México es el país número 1 en consumo de refrescos a nivel mundial y esto es reflejo de los hábitos alimenticios del país. Y es que millones de mexicanos acompañan sus comidas con un vaso de refresco y esto no es precisamente positivo para la salud.
Consumir refresco todos los días puede traer serias complicaciones para el organismo: desde el aumento de peso hasta el desarrollo de enfermedades que son un problema para la salud pública como la diabetes tipo 2 y los padecimientos cardiovasculares.
El refresco también es adictivo y muchas personas, de hecho, consumen poca agua natural. La gastronomía mexicana puede ser bastante saludable en muchos sentidos pero el refresco que también se toma en las comidas desequilibra lo que se considera como una dieta balanceada.
Cada vez son más los hombres y las mujeres que buscan eliminar el refresco, o bien, reducir su consumo y así mejorar la salud. Hay muchas formas de consumir esta bebida de forma un poco más saludable y aquí te contamos cuáles para que armes tu plan.
Prueba con refrescos sin azúcar

Una gran opción para empezar a dejar el refresco es optar por los productos que no tienen azúcar. Estas bebidas son una alternativa y en muchas ocasiones conservan el sabor. No obstante, consumir refrescos sin azúcar tampoco es saludable porque tienen una cantidad bastante importante de edulcorantes artificiales.
De vez en cuando, tomar un vaso de refresco sin azúcar en lugar de uno convencional puede ser una gran opción, pero tampoco es recomendable como parte de una dieta diaria. También puedes checar cuáles son los refrescos con menos azúcar.
“Refresco” natural
El único refresco que sí es saludable: el agua gasificada. Es simple agua natural con un añadido de dióxido de carbono y presión que provoca las conocidas burbujas tan presentes en el refresco. Esto le da al agua un sabor algo ácido y la textura ya conocida. Es una alternativa popular al agua potable y a las bebidas azucaradas, y puede ser una opción refrescante para quienes buscan variar su consumo de líquidos sin añadir calorías adicionales a su dieta.
Si quieres añadirle un poco de sabor puedes exprimir un limón. Desde un punto de vista nutricional, el agua gasificada es similar al agua potable en términos de su contenido calórico y de nutrientes, es decir, básicamente no aporta calorías ni nutrientes significativos.

No obstante, algunas marcas de agua con gas pueden tener presencia de minerales como magnesio, calcio o sodio.
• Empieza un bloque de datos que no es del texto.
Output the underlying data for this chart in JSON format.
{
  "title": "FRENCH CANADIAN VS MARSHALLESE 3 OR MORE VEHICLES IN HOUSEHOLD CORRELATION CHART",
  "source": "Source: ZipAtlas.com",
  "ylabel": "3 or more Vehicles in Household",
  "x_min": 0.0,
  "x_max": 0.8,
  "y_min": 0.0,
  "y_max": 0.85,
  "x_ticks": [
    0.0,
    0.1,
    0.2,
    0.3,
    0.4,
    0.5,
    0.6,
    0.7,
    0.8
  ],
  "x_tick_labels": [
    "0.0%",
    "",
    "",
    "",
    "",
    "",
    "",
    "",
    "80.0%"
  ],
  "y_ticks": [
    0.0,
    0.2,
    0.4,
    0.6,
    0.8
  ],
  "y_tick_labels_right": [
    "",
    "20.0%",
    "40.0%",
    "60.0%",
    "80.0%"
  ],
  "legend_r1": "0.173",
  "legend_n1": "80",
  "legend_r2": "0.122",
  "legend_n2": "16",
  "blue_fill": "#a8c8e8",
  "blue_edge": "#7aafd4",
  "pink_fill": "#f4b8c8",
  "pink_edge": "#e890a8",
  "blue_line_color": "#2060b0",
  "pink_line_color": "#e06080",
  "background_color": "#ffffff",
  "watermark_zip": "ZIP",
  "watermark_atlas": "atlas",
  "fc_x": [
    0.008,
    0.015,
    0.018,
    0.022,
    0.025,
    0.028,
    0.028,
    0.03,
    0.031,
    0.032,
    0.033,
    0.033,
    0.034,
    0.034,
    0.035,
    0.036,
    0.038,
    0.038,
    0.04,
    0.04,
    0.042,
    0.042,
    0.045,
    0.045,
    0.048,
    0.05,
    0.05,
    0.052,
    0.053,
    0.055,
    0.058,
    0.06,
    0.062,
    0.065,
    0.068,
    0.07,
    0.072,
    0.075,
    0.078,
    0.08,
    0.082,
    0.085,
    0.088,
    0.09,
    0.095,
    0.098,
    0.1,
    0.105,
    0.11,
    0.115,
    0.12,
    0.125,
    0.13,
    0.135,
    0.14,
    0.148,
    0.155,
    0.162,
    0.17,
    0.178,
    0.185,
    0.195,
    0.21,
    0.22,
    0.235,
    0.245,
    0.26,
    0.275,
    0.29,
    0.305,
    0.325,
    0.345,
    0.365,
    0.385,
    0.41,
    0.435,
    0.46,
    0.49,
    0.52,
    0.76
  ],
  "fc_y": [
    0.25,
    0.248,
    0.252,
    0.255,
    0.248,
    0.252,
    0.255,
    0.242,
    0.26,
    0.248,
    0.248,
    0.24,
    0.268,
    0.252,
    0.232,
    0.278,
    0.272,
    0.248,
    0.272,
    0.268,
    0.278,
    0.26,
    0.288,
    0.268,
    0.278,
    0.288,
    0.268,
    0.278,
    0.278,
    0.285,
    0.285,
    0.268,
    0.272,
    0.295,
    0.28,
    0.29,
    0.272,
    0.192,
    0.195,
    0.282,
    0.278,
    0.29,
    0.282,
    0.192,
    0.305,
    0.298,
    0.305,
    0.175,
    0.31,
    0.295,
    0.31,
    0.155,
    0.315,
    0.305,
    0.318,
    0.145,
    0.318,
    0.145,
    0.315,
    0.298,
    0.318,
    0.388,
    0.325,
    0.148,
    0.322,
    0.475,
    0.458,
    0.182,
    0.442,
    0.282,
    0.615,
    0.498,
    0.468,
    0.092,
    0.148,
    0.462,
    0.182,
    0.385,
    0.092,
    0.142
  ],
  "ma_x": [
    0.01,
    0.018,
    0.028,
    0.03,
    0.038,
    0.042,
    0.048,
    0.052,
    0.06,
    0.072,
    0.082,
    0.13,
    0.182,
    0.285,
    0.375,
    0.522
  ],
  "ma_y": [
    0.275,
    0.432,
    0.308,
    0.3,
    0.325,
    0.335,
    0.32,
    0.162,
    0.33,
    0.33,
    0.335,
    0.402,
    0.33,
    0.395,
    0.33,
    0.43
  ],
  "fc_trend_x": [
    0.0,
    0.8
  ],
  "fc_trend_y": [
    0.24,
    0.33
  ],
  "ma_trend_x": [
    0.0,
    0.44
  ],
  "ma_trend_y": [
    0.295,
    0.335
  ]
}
Es importante leer la etiqueta de información nutricional para conocer el contenido específico del producto que se consume.
Para algunas personas, el agua con gas puede ayudar a mejorar la digestión y aliviar el estómago. No obstante, otras pueden encontrar que el gas les causa hinchazón o malestar, por lo que su consumo puede depender de la tolerancia individual.
Es un mito que el agua gasificada pueda descalcificar los huesos o dañar significativamente el esmalte dental. La investigación actual sugiere que, mientras no contenga azúcares añadidos o ácidos cítricos, su impacto en el esmalte dental es mínimo y no presenta los mismos riesgos que las bebidas carbonatadas azucaradas.
En resumen, el agua gasificada puede ser una opción saludable y libre de calorías para mantenerse hidratado, siempre y cuando se elijan opciones sin azúcares y se consuma como parte de una dieta equilibrada y un estilo de vida saludable.